In December, I saw a post on choosing your #oneword2020. It asked you to think about what word you will strive to live by in 2020? What word will define your daily work, your daily thoughts, your daily habits? I did not have to think long in choosing a word, because the first word that came to mind was VULNERABILITY. This word or theme has been getting a lot of buzz with Brene Brown's work and daring to to be great and showing your mistakes and vulnerability. Unknowingly, this is probably why I chose the word at first, but then, as I was setting goals for the new year for everything from my career to my health and finances, I came back to the word again. What does it actually mean to be vulnerable? What does it mean to live with vulnerability day in and day out? Is it truly possible to show vulnerability every day?
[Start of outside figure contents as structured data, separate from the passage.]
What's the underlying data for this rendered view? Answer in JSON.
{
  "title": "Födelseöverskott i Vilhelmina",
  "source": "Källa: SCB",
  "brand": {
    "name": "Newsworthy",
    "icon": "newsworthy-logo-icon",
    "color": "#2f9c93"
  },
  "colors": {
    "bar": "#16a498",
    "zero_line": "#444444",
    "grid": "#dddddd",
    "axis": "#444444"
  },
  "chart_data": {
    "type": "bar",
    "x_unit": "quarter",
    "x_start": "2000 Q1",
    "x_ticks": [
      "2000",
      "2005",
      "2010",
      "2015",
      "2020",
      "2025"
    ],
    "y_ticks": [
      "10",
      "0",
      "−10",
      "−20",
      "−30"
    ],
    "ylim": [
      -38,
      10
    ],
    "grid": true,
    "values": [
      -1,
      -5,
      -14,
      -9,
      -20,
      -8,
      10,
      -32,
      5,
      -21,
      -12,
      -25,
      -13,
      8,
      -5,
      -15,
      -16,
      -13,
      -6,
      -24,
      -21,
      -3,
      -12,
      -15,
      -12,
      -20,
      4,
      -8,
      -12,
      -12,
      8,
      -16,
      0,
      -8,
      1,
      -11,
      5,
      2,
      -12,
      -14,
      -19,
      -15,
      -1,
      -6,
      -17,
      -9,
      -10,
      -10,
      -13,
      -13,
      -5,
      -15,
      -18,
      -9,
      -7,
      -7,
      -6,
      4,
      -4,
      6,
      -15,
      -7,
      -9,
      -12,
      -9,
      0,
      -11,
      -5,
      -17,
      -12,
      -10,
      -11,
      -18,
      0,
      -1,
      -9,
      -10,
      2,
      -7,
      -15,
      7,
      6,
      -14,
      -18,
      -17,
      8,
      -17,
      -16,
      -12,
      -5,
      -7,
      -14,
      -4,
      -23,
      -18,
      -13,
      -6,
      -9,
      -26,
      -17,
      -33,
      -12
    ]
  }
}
The first thoughts that came to mind were having the strength to put yourself out there and try new things even if you are nervous or scared (like starting this blog and even writing this post) or to admit your faults and weaknesses (too many to name). But, the more I thought about it, it went further than that. To be vulnerable is not only to put yourself out there, but also to live with authenticity and be the true you no matter the circumstances.
So, naturally, this made me think, "Who is the true me? What are my beliefs? What do I stand for? What is my intent?" The true me is that I am a good listener, I sometimes need time before I share my thoughts, I love to think outside the box, I LOVE to learn and try new things, I believe that I can only control me and not others, and so on and so forth. But, in asking these questions, I came to realize that the goal is not to just come up with answers, but instead, it would serve me better to ask myself these questions before I go into a conversation or use them as a way to reflect on a situation I am unsure about.. Just writing them down, I knew I would forget them quickly, but getting in the habit of asking myself these questions on a daily basis would begin to force me to really think: Am I living with authenticity and vulnerability?
This week, there was a particular situation that occurred at school that I knew I would have to have a follow-up conversation on. I knew it couldn't be avoided not just because my colleague would approach me on it, but if I really wanted to stay true to my beliefs and be vulnerable, I needed to have the conversation as well. One thing I also know about myself is that confrontation and difficult conversations are hard for me,. They do not come easily. I've read numerous articles on the topic from how how to restate what you're hearing to asking clarifying questions. To be honest, the thought of having to have a hard conversation feels daunting; something that I need to prepare for in order to have.
But this time, I decided to approach things a little differently. Instead, of trying to "prepare" and think about what I might say, I asked myself what is my intent by having this conversation? What am I hoping to accomplish as a result of having this conversation? How could I have this conversation while remaining true to myself and my beliefs?
I decided that my intent was that I wanted to share there were positives to the work we were doing, that no one is trying to change anyone, that I am not an expert nor am I always right. The truth is that I am in this role as an instructional coach, because I care about helping teachers, I care about students and their learning, and I care about helping people improve. I realized in that moment that I didn't need more strategies for having a hard conversation or to read another article, I just needed to stick to what I knew to be true about my intentions. And, at the end of the day, I can't control what others feel or say, but I can control what my intent is and what I say and do. And, even more importantly, I am not perfect and am going to make mistake after mistake. But, also, being my true self means learning from my mistakes and knowing that I have the intent to constantly improve and get better.
So, my challenge to you is to think about a conversation or situation you may be avoiding or think about something new that you've been wanting to try, and ask yourself, "What's holding me back? What am I afraid of?" I can tell you that the conversation I had last week was nowhere perfect, but I still felt great afterwards, because I didn't let my fears or my thoughts hold me back. And, that is what vulnerability is starting to mean to me.